06 September 2022

CAR-T-cells on the conveyor

A quick and easy way to obtain therapeutic T cells is proposed

Maxim Chubik, PCR.news

One of the most significant achievements in the treatment of oncological diseases over the past decade has been the creation of CAR-T therapy. CAR-T lymphocytes carry a chimeric antigen receptor (CAR) specific to a specific tumor marker. Immunotherapy with CAR-T cells is one of the most effective methods of cancer therapy today. Some CAR-T cells have already been approved for use in the clinic, hundreds more have reached the final stage of clinical trials.

Nevertheless, the method has serious basic limitations — the duration, high cost and labor intensity of the production of modified cells. T-cells need to be obtained from the patient, modified to fight a specific form of cancer using a vector bearing a structure with a chimeric receptor, cleaned, tested and injected back to the patient. It usually takes at least two weeks to create CAR-T cells from native T cells for clinical use. For each specific case, it is necessary to create a new series of CAR-T lymphocytes, and the cost of each round of production is approximately half a million dollars.

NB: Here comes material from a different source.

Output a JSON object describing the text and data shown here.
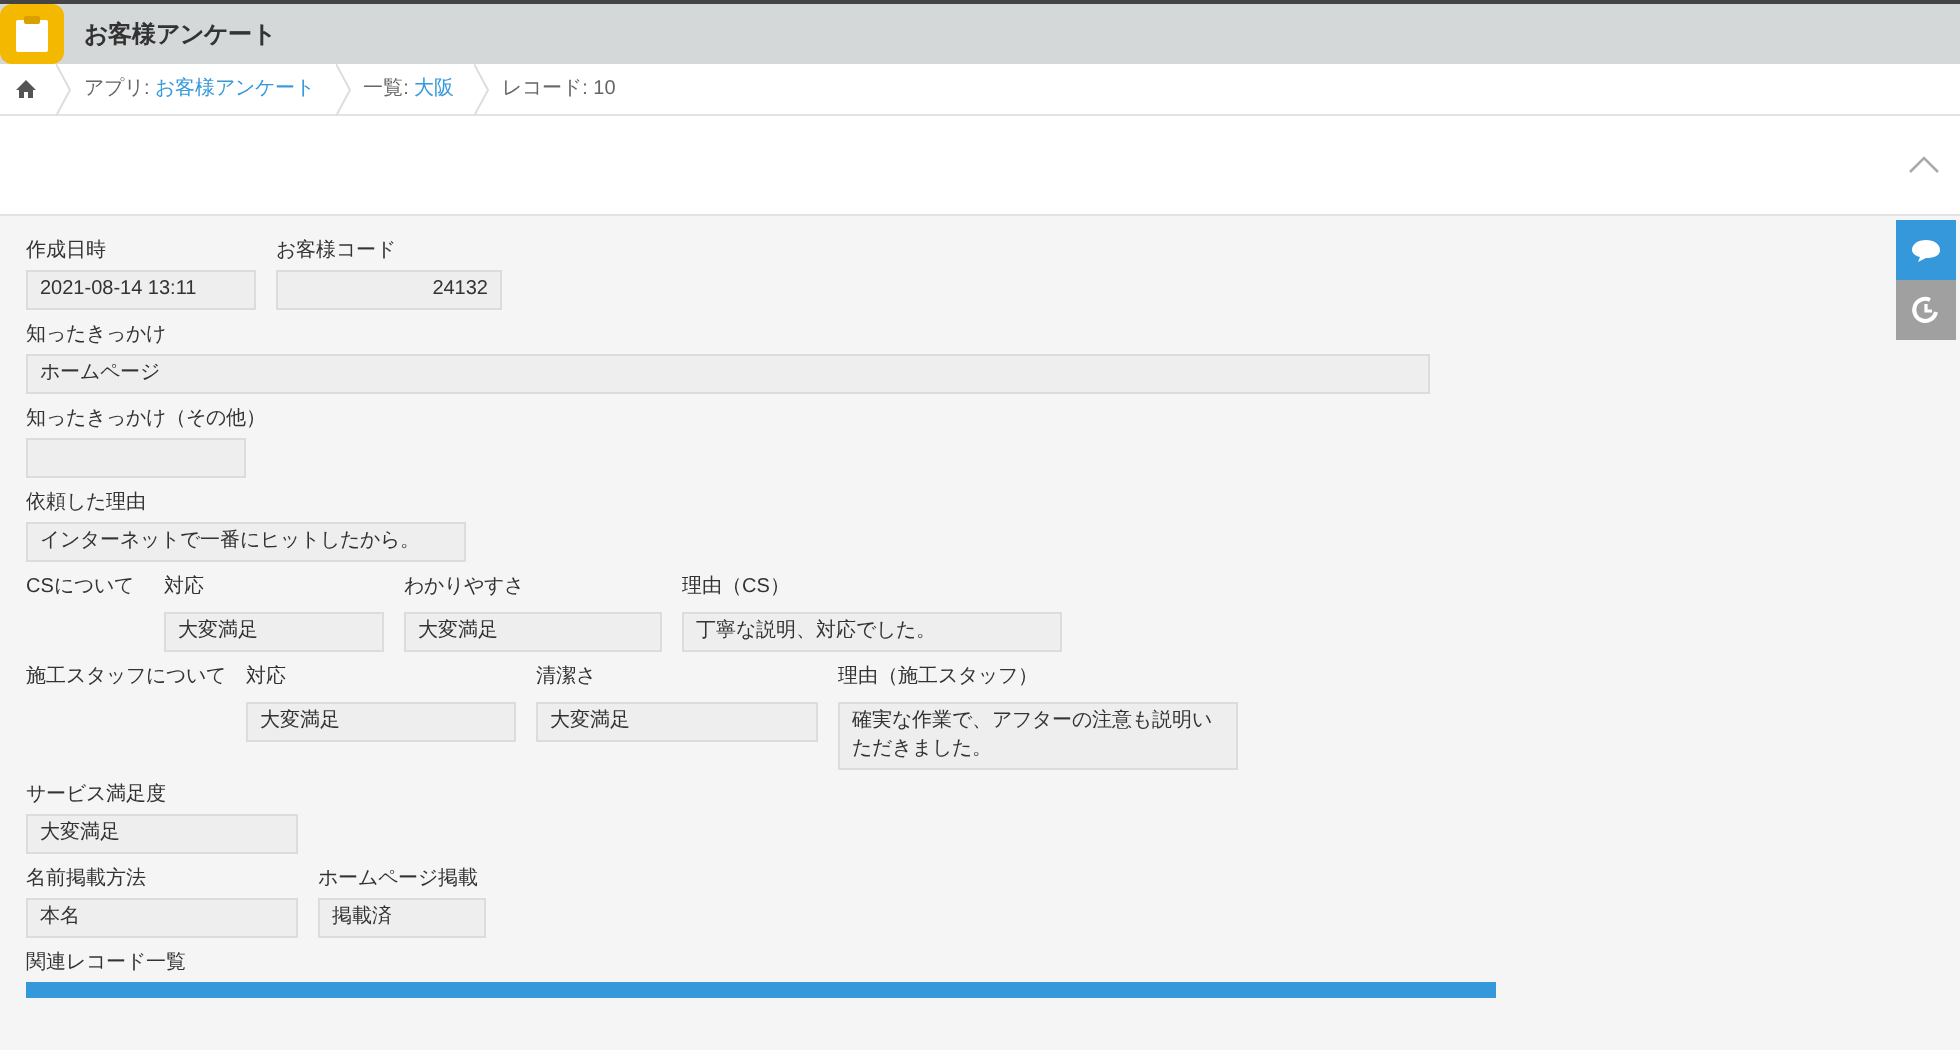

In a new paper, scientists from the University of British Columbia and the University of Montreal (Canada) propose a method that significantly simplifies the production and reduces the time to obtain T cells ready for therapeutic use. In a series of experiments, the authors confirmed the possibility of a more cost-effective strategy: not to make CAR-T cells individually from patients' T-lymphocytes, but to produce these immune cells from stem cells. They also established a set of minimum necessary steps needed to effectively stimulate pluripotent stem cells (PSC) to produce T cells in vitro.

Traditionally, in the production of CAR-T cells, feeder cells, for example, embryonic fibroblast cells, are used to maintain an undifferentiated state and a high level of PSC proliferation. However, co-cultivation systems increase costs and are of little use for large-scale production. In the new work, the authors did not use feeding cells, which made it possible to significantly simplify the technology.

Cultivation without unnecessary components in the medium allowed researchers to study the effect of individual proteins on cell proliferation and differentiation. They found that the addition of two proteins — DLL4 and VCAM1 — to PSC during differentiation increases the efficiency of immune cell production by almost 80 times.

During the study, the authors introduced PSC (iPS11 line) into the wells of tablets with immobilized DLL4 and VCAM1 proteins. The DLL4 protein (delta-like protein 4), a ligand of the Notch 1 and Notch 4 receptors, is expressed by the thymic epithelium, regulates thymopoiesis and is necessary for the maturation of newly formed vessels. VCAM-1 (vascular cell adhesion molecule 1) is one of the key molecules of cellular adhesion of the vascular endothelium, which ensures the strong adhesion of leukocytes to the endothelium and participates in signal transmission.

DLL4 and VCAM1 synergistically activate the transmission of signals along the Notch path. This is a conservative intracellular signal transmission pathway that regulates interactions between neighboring cells. Notch promotes proliferative signaling during embryonic development and neurogenesis and, in particular, stimulates the proliferation of T-cell clones from a common lymphoid precursor. It is the mechanism of forcing the transmission of signals along the Notch pathway under the combined influence of DLL4 and VCAM1 that the authors consider decisive in improving the differentiation of T cells from PSC.

The authors believe that by working with stimulating proteins instead of animal serum and feeding cells, it is possible to make a carefully controlled conveyor from the production process of obtaining T cells, which is easy to reproduce in any modern laboratory.

The article by Michaels et al. DLL4 and VCAM1 enhance the emergence of T cell–competent hematopoietic progenitors from human pluripotent stem cells is published in the journal Science Advances.